Russia's top diplomat says Moscow doesn't 'want wars' but warns 'we also won't allow our interests to be rudely trampled'
- Russia's top diplomat warned that Moscow would not permit its "interests to be rudely trampled."
- This came as Putin complained that the West didn't address his key concerns surrounding Ukraine tensions.
Russian Foreign Minister Sergey Lavrov on Friday said Russia is not pursuing war, despite the fact that it's gathered tens of thousands of troops along Ukraine's border.
"If it depends on Russia, then there will be no war. We don't want wars. But we also won't allow our interests to be rudely trampled, to be ignored," Lavrov told Russian radio stations, per Reuters.
Lavrov's comments came as Russian President Vladimir Putin complained that the US and NATO had not addressed his central concerns in terms of Moscow's demands for binding security guarantees. Russia has insisted, among other things, that Ukraine and Georgia be banned from ever joining NATO. But the alliance and Washington have made it clear that this demand is a non-starter.
The US and NATO delivered written responses to Putin's demands this week, which remain confidential. But both US Secretary of State Antony Blinken and NATO Secretary-General Jens Stoltenberg underscored that the responses did not make concessions on the alliance's open-door policy.
"The US and NATO responses did not address Russia's fundamental concerns such as stopping NATO expansion...or rolling NATO's military capacity and infrastructure in Europe back," the Kremlin said in a readout of a call between Putin and French President Emmanuel Macron on Friday.

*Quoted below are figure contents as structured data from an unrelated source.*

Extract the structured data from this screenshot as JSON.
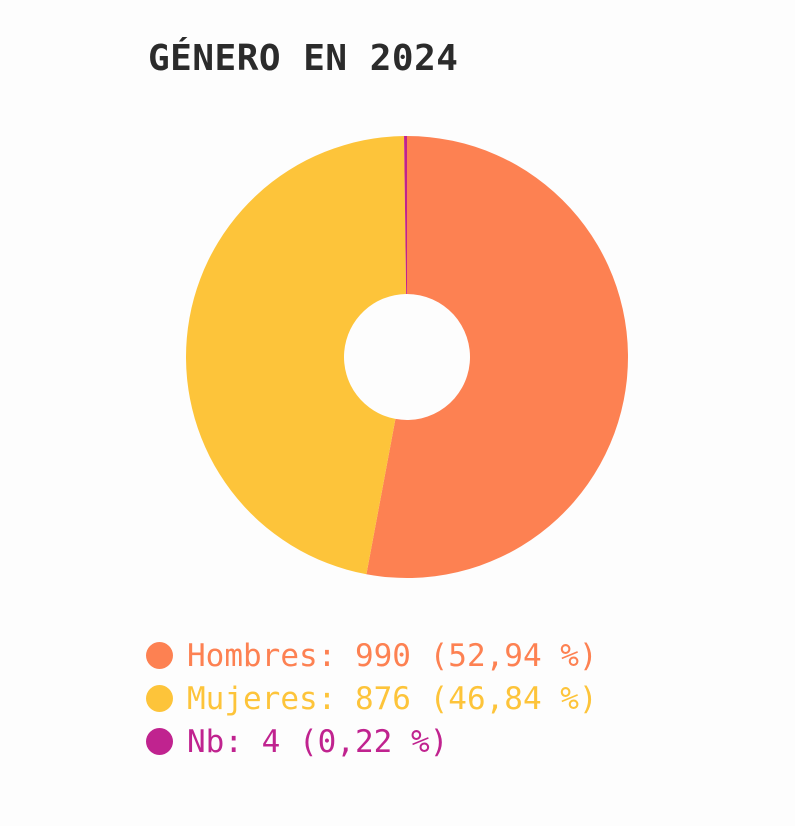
{
  "title": "GÉNERO EN 2024",
  "chart_data": {
    "type": "pie",
    "title": "GÉNERO EN 2024",
    "donut": true,
    "start": "top",
    "direction": "clockwise",
    "legend_position": "bottom",
    "slices": [
      {
        "name": "Hombres",
        "value": 990,
        "percent_label": "52,94 %",
        "color": "#fd8152",
        "legend_text": "Hombres: 990 (52,94 %)"
      },
      {
        "name": "Mujeres",
        "value": 876,
        "percent_label": "46,84 %",
        "color": "#fdc43a",
        "legend_text": "Mujeres: 876 (46,84 %)"
      },
      {
        "name": "Nb",
        "value": 4,
        "percent_label": "0,22 %",
        "color": "#c0238f",
        "legend_text": "Nb: 4 (0,22 %)"
      }
    ]
  }
}
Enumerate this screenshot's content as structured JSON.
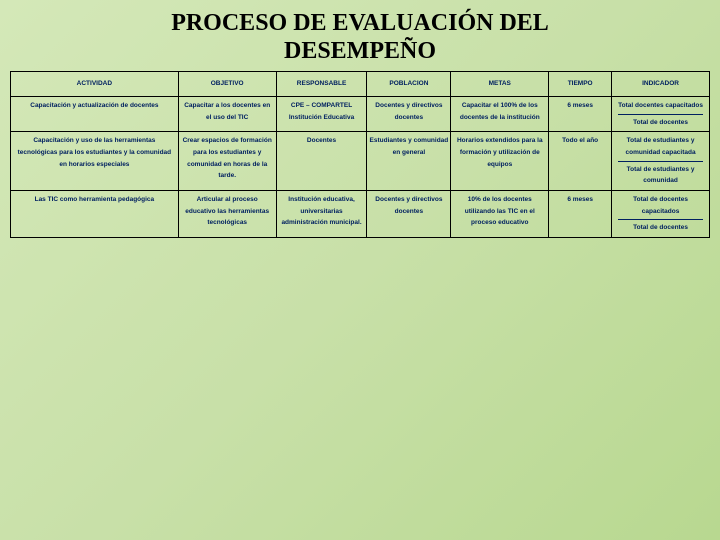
{
  "title_line1": "PROCESO DE EVALUACIÓN DEL",
  "title_line2": "DESEMPEÑO",
  "headers": {
    "actividad": "ACTIVIDAD",
    "objetivo": "OBJETIVO",
    "responsable": "RESPONSABLE",
    "poblacion": "POBLACION",
    "metas": "METAS",
    "tiempo": "TIEMPO",
    "indicador": "INDICADOR"
  },
  "row1": {
    "actividad": "Capacitación y actualización de docentes",
    "objetivo": "Capacitar a los docentes en el uso del TIC",
    "responsable": "CPE – COMPARTEL Institución Educativa",
    "poblacion": "Docentes y directivos docentes",
    "metas": "Capacitar el 100% de los docentes de la institución",
    "tiempo": "6 meses",
    "indicador_a": "Total docentes capacitados",
    "indicador_b": "Total de docentes"
  },
  "row2": {
    "actividad": "Capacitación y uso de las herramientas tecnológicas para los estudiantes y la comunidad en horarios especiales",
    "objetivo": "Crear espacios de formación para los estudiantes y comunidad en horas de la tarde.",
    "responsable": "Docentes",
    "poblacion": "Estudiantes y comunidad en general",
    "metas": "Horarios extendidos para la formación y utilización de equipos",
    "tiempo": "Todo el año",
    "indicador_a": "Total de estudiantes y comunidad capacitada",
    "indicador_b": "Total de estudiantes y comunidad"
  },
  "row3": {
    "actividad": "Las TIC como herramienta pedagógica",
    "objetivo": "Articular al proceso educativo las herramientas tecnológicas",
    "responsable": "Institución educativa, universitarias administración municipal.",
    "poblacion": "Docentes y directivos docentes",
    "metas": "10% de los docentes utilizando las TIC en el proceso educativo",
    "tiempo": "6  meses",
    "indicador_a": "Total de docentes capacitados",
    "indicador_b": "Total de docentes"
  }
}
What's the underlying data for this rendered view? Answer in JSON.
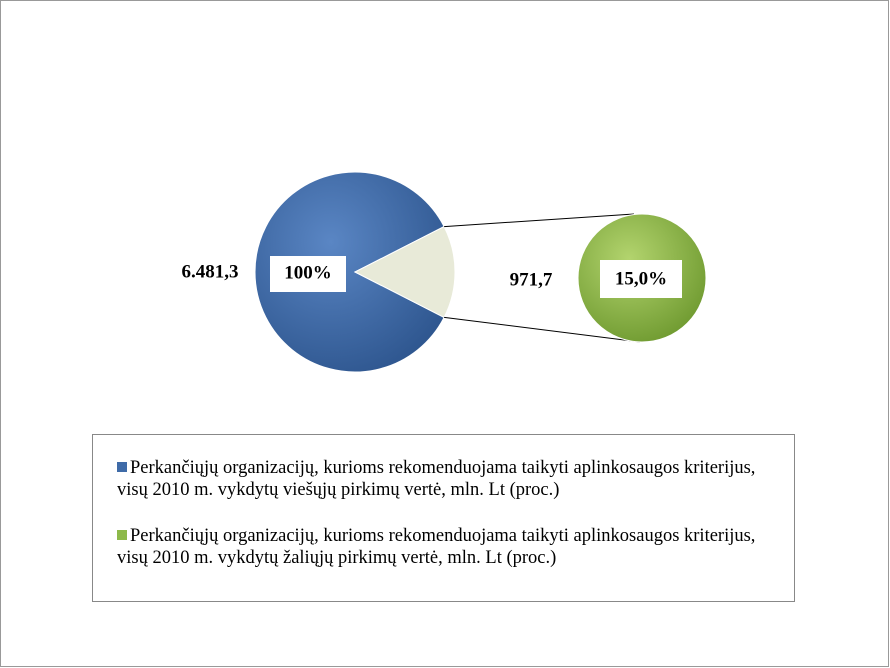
{
  "chart_data": {
    "type": "pie-of-pie",
    "categories": [
      "Perkančiųjų organizacijų, kurioms rekomenduojama taikyti aplinkosaugos kriterijus, visų 2010 m. vykdytų viešųjų pirkimų vertė, mln. Lt (proc.)",
      "Perkančiųjų organizacijų, kurioms rekomenduojama taikyti aplinkosaugos kriterijus, visų 2010 m. vykdytų žaliųjų  pirkimų vertė, mln. Lt (proc.)"
    ],
    "values": [
      6481.3,
      971.7
    ],
    "value_labels": [
      "6.481,3",
      "971,7"
    ],
    "percents": [
      100,
      15.0
    ],
    "percent_labels": [
      "100%",
      "15,0%"
    ],
    "colors": [
      "#3f6ba8",
      "#8db94a"
    ],
    "split_color": "#e8ead8"
  }
}
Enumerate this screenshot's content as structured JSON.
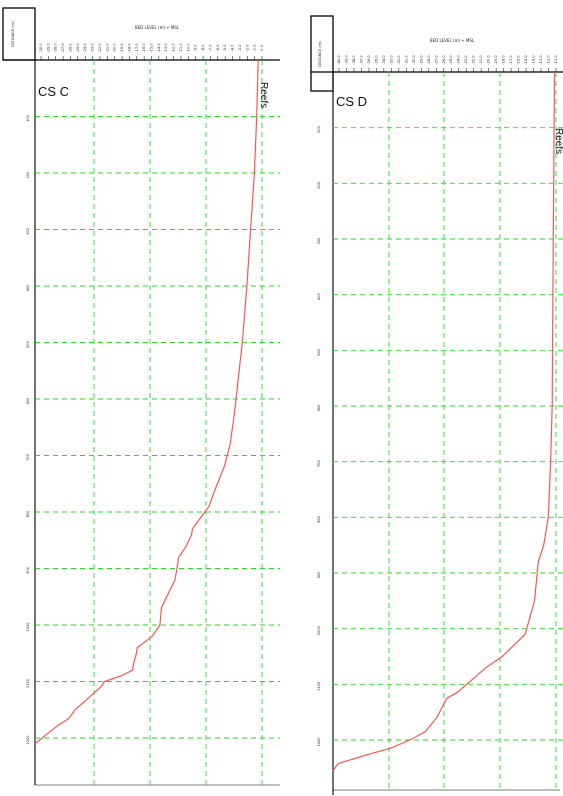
{
  "chart_data": [
    {
      "type": "line",
      "title": "CS C",
      "header_label": "BED LEVEL (m) + MSL",
      "ylabel": "DISTANCE (m)",
      "x_tick_labels": [
        "-30.0",
        "-29.0",
        "-28.0",
        "-27.0",
        "-26.0",
        "-25.0",
        "-24.0",
        "-23.0",
        "-22.0",
        "-21.0",
        "-20.0",
        "-19.0",
        "-18.0",
        "-17.0",
        "-16.0",
        "-15.0",
        "-14.0",
        "-13.0",
        "-12.0",
        "-11.0",
        "-10.0",
        "-9.0",
        "-8.0",
        "-7.0",
        "-6.0",
        "-5.0",
        "-4.0",
        "-3.0",
        "-2.0",
        "-1.0",
        "0.0"
      ],
      "y_tick_labels": [
        "100",
        "200",
        "300",
        "400",
        "500",
        "600",
        "700",
        "800",
        "900",
        "1000",
        "1100",
        "1200"
      ],
      "xlim": [
        -30,
        0
      ],
      "ylim": [
        0,
        1230
      ],
      "grid": true,
      "annotation": "Reefs",
      "series": [
        {
          "color": "#ff5555",
          "x": [
            -0.5,
            -0.7,
            -1.0,
            -1.5,
            -2.0,
            -2.6,
            -3.1,
            -3.6,
            -4.2,
            -5.0,
            -6.2,
            -7.0,
            -9.2,
            -9.3,
            -10.0,
            -11.0,
            -11.5,
            -12.6,
            -13.3,
            -13.5,
            -14.5,
            -16.5,
            -16.6,
            -17.0,
            -17.1,
            -18.6,
            -20.8,
            -21.3,
            -23.0,
            -24.7,
            -25.5,
            -27.2,
            -28.6,
            -30.0
          ],
          "y": [
            0,
            100,
            200,
            300,
            400,
            500,
            560,
            620,
            680,
            720,
            760,
            790,
            830,
            840,
            860,
            880,
            920,
            950,
            970,
            1000,
            1020,
            1040,
            1050,
            1070,
            1080,
            1090,
            1100,
            1110,
            1130,
            1150,
            1165,
            1180,
            1195,
            1210
          ]
        }
      ]
    },
    {
      "type": "line",
      "title": "CS D",
      "header_label": "BED LEVEL (m) + MSL",
      "ylabel": "DISTANCE (m)",
      "x_tick_labels": [
        "-40.0",
        "-39.0",
        "-38.0",
        "-37.0",
        "-36.0",
        "-35.0",
        "-34.0",
        "-33.0",
        "-32.0",
        "-31.0",
        "-30.0",
        "-29.0",
        "-28.0",
        "-27.0",
        "-26.0",
        "-25.0",
        "-24.0",
        "-23.0",
        "-22.0",
        "-21.0",
        "-20.0",
        "-19.0",
        "-18.0",
        "-17.0",
        "-16.0",
        "-15.0",
        "-14.0",
        "-13.0",
        "-12.0",
        "-11.0"
      ],
      "y_tick_labels": [
        "100",
        "200",
        "300",
        "400",
        "500",
        "600",
        "700",
        "800",
        "900",
        "1000",
        "1100",
        "1200"
      ],
      "xlim": [
        -40,
        -11
      ],
      "ylim": [
        0,
        1250
      ],
      "grid": true,
      "annotation": "Reefs",
      "series": [
        {
          "color": "#ff5555",
          "x": [
            -11.2,
            -11.3,
            -11.4,
            -11.5,
            -11.7,
            -12.0,
            -12.6,
            -13.3,
            -13.8,
            -15.0,
            -18.0,
            -20.1,
            -22.6,
            -23.9,
            -25.2,
            -26.5,
            -28.0,
            -30.0,
            -32.6,
            -35.2,
            -37.6,
            -39.3,
            -40.0
          ],
          "y": [
            0,
            200,
            400,
            600,
            700,
            800,
            850,
            880,
            950,
            1010,
            1050,
            1070,
            1100,
            1115,
            1125,
            1160,
            1185,
            1200,
            1215,
            1225,
            1235,
            1242,
            1255
          ]
        }
      ]
    }
  ],
  "colors": {
    "grid": "#22dd22",
    "series": "#ff5555",
    "frame": "#000000"
  }
}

Russia will "carefully study the written responses to the draft agreements on security guarantees received from the United States and NATO on January 26, after which it would decide on further action," the Kremlin added.
The Kremlin has repeatedly claimed it has no plans to invade Ukraine, even as it refuses calls to withdraw troops from the border. Russia invaded Ukraine in 2014, annexing Crimea in the process. Since that year, the Kremlin has supported rebels in a war against Ukrainian forces in the country's eastern Donbass region.
The US has warned that a Russian invasion of Ukraine could be imminent, though Ukrainian President Volodymyr Zelensky has taken a different tone and urged the West against inducing "panic."
"We don't need panic," Zelensky told reporters on Friday, warning that talk of an imminent invasion was risking the destabilization of the Ukrainian economy, BBC news reported. "There are signals even from respected leaders of states, they just say that tomorrow there will be war. This is panic — how much does it cost for our state?"